I encourage you to make sure I am complete!

I'll assume a typo on your post, but I did not define g as Defining g by g(.a₁a₂a₃..., .b₁b₂b₃..., .c₁c₂c₃...) =g(.d₁d₂d₃..., .e₁e₂e₃..., .f₁f₂f₃...).

Also I assume that you meant Otherwise there are two different outputs for, say, g(.5,.5,.5), namely .555 and .554999... = .555.

Now onto your valid point. Would the following clarify every?
Note: Regarding f: (0,1)-->(0,1)³. For each point in (0,1) that has a terminating decimal, we will append an infinite number of 0's to the end of this decimal number.
Regarding g: (0,1)³-->(0,1).
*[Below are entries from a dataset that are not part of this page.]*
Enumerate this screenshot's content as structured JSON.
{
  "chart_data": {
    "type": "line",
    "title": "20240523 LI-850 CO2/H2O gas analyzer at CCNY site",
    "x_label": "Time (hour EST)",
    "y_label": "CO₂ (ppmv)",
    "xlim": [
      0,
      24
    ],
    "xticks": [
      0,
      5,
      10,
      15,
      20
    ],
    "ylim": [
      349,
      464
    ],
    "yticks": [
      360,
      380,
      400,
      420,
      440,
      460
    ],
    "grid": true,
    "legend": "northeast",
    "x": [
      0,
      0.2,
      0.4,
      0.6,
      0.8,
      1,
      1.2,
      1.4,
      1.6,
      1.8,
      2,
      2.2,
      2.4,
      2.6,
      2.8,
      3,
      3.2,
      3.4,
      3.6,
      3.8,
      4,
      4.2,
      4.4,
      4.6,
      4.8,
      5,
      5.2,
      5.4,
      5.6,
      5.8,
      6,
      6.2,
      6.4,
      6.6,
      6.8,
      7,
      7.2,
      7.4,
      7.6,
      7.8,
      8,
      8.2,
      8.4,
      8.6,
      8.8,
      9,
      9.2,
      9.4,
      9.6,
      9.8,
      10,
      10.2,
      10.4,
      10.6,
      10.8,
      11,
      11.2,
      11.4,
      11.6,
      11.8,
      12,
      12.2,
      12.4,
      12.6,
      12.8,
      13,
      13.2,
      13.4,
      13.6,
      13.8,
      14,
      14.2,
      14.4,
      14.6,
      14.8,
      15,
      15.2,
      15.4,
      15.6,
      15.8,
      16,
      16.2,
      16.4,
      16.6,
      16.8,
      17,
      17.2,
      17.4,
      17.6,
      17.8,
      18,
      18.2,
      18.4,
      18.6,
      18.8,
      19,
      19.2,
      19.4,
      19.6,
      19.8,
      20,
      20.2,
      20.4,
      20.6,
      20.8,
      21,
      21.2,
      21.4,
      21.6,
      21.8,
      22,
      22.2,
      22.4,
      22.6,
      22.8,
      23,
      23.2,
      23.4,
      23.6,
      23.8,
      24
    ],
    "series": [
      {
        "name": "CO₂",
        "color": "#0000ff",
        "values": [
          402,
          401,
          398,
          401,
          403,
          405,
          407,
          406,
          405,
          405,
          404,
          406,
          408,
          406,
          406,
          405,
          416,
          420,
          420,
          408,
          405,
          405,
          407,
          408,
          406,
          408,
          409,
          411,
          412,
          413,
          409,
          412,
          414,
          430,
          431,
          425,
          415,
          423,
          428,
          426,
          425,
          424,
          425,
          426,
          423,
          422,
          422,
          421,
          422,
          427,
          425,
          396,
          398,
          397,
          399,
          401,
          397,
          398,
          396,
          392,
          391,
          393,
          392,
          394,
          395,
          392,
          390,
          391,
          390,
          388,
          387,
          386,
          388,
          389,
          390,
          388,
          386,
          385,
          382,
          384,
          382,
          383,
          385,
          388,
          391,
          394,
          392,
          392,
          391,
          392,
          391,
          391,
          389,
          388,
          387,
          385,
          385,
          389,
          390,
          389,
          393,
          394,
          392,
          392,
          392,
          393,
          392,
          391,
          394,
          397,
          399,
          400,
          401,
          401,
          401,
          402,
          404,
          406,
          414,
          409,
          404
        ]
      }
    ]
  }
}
Consider (x,y,z) in (0,1)³. For each entry in the triple that has a terminating decimal, we will append an infinite number of 0's to the end of this decimal number.

 

[Dr.Peterson]

I encourage you to make sure I am complete!

I'll assume a typo on your post, but I did not define g as Defining g by g(.a₁a₂a₃..., .b₁b₂b₃..., .c₁c₂c₃...) =g(.d₁d₂d₃..., .e₁e₂e₃..., .f₁f₂f₃...).

Also I assume that you meant Otherwise there are two different outputs for, say, g(.5,.5,.5), namely .555 and .554999... = .555.

Now onto your valid point. Would the following clarify every?
Note: Regarding f: (0,1)-->(0,1)³. For each point in (0,1) that has a terminating decimal, we will append an infinite number of 0's to the end of this decimal number.
Regarding g: (0,1)³-->(0,1). Consider (x,y,z) in (0,1)³. For each entry in the triple that has a terminating decimal, we will append an infinite number of 0's to the end of this decimal number.

Let's try this again. Having to go between pages evidently messed up my quoting, which in turn hid my point.

You defined g by "g(.a₁a₂a₃..., .b₁b₂b₃..., .c₁c₂c₃...) = (.a₁b₁c₁a₂b₂c₂...)", which is what I meant to quote. Do you see how what I said applies?

And, no, the two values for g(.5,.5,.5) are

g(.5000..., .5000..., .5000...) = .555000000000... = .555
​

and

g(.4999..., .4999..., .4999...) = .444999999999... = .445
​

as I said. I should have shown the details.

I would consider appending zeros to be a given, as I did above. It doesn't fix the problem, but causes it (in a sense).

My suggestion has been that, where a number has two decimal expansions (terminating and not), you use only the latter. I haven't checked that that fixes everything.